Key-value store with arbitrary-sized keys
Consider a set of primitives that look like this. These definitions use C++ types for ease of discussion; the low-level primitives would be different. There may be performance gains by supporting a different iteration model than the functions below imply; we can consider that later.
// Add (key,value) to database. Overwrites existing entry, if any. void db_set_kv(bytes key, bytes value); // Remove key from database, if it exists void db_remove(bytes key); // Get value for a specific key, if it exists optional<bytes> db_get_v(name code, bytes key); // Returns a key. End is represented by an empty optional. optional<bytes> db_lower_bound(name code, bytes key); // Returns a key. End is represented by an empty optional. optional<bytes> db_upper_bound(name code, bytes key); // Returns a key. End is represented by an empty optional. optional<bytes> db_next_key(name code, bytes key); // Returns a key. End is represented by an empty optional. optional<bytes> db_prev_key(name code, bytes key);
Some potential ideas we could apply to the above:
- Only charge resources to the contract, not to users. e.g. don't provide a
- No scopes or tables at this level of abstraction
This model gives contracts the ability to build higher-level abstractions on top:
- A table model which supports
- any-size or even variable-size primary keys
- any-size or even variable-size secondary keys
- new types for keys (e.g. strings)
- A multi_index compatibility layer
- A file-system like abstraction
Contracts can build abstractions on top of a key-value store by partitioning the key space. Suppose a contract wants a table model. The key could contain, in order:
- 0x01 to indicate a table
- 8 bytes to indicate table name (big-endian)

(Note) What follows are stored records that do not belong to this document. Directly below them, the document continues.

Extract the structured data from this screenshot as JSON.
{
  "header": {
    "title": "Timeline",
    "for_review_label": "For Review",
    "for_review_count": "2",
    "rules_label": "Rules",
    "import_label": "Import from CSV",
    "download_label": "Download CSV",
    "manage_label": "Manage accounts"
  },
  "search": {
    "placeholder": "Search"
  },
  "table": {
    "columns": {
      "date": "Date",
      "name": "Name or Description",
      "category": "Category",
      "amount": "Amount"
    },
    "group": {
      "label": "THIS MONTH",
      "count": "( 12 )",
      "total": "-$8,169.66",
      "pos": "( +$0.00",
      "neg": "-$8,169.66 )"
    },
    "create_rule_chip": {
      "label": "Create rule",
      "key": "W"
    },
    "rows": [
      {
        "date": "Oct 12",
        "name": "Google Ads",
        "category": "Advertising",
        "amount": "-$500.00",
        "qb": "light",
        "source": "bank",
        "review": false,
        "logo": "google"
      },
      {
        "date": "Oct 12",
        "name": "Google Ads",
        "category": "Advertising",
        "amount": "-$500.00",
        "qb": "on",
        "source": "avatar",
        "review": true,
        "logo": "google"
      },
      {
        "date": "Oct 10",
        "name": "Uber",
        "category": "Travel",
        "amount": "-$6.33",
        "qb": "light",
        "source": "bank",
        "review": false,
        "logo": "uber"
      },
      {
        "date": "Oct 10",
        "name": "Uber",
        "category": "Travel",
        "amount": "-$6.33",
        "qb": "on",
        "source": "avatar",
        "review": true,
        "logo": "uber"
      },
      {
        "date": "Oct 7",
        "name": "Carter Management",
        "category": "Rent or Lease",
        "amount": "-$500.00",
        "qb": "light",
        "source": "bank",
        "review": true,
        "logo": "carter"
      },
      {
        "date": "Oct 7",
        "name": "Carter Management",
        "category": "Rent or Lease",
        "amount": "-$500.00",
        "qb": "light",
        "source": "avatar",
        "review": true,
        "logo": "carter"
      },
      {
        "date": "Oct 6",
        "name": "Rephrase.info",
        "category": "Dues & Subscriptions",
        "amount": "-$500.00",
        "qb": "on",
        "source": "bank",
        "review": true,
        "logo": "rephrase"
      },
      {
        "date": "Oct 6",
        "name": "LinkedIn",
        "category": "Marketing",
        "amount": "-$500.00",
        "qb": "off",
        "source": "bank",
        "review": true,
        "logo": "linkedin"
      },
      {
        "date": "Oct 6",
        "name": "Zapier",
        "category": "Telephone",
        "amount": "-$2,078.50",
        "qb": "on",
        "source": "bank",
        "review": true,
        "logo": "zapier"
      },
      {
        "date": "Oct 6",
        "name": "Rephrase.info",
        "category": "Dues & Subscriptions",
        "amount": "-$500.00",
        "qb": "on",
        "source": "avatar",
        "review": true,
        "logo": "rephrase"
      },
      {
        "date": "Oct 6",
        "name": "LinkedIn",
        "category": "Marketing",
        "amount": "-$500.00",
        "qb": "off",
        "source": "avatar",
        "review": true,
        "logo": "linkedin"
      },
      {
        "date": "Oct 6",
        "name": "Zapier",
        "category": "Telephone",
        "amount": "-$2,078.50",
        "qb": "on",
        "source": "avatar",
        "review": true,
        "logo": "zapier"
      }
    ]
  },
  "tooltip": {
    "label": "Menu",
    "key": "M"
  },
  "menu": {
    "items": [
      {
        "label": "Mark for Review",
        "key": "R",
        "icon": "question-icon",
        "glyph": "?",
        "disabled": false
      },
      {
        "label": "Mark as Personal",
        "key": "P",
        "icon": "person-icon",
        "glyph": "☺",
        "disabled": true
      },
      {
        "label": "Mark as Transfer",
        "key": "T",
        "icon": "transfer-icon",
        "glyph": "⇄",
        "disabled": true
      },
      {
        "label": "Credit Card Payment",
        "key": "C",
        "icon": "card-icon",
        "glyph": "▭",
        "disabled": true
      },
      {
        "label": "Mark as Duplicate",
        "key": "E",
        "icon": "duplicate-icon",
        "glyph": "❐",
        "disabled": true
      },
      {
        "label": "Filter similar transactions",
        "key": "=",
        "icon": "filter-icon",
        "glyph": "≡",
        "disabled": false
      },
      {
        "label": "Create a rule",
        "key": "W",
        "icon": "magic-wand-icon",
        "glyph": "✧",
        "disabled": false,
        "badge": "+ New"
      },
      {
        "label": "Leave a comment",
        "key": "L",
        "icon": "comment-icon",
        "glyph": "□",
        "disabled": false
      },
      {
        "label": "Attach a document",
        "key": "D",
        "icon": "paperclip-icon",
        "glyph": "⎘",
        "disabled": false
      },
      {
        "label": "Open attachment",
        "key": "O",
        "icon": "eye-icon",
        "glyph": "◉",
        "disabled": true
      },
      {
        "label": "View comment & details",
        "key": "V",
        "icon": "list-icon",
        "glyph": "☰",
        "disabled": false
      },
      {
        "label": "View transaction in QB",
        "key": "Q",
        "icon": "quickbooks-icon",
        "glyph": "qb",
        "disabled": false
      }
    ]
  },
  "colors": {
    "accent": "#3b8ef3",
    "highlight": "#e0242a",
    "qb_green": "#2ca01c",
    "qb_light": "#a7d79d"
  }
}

- 8 bytes to indicate index name (big-endian). 0 for primary index
- transformed key (below)
In the primary index, the value could contain the table data. In secondary indexes, the value could contain the primary key. If there's multiple secondary indexes, then it's probably in the contract's interest to choose a small (e.g. uint32_t or uint64_t) primary key.
The CDT could provide this table abstraction layer to prevent contract authors from having to implement it. It could provide both a full table model and a simplified STL-like container which only supports a single key.
The key-value store could provide a lexicographical ordering of uint8_t on the keys. The contract can create an ordering on top by transforming its keys. Example transforms:
- uint?_t: Convert to big-endian
- int?_t: Invert the MSB then convert to big-endian
- strings: Convert 0x00 to (0x00, 0x01). Append (0x00, 0x00) to the end. This transform allows arbitrary-length strings.
- case-insensitive strings: Convert to upper-case, then apply the above transform. Assumes ASCII.
- There's some bit manipulations, followed by an endian conversion
- Positive 0 and Negative 0 map to the same value
- NaN's and inf's end up with an unusual ordering
- struct or tuple: transform each field in order. Concatenate results.
The CDT would provide functions to handle this conversion.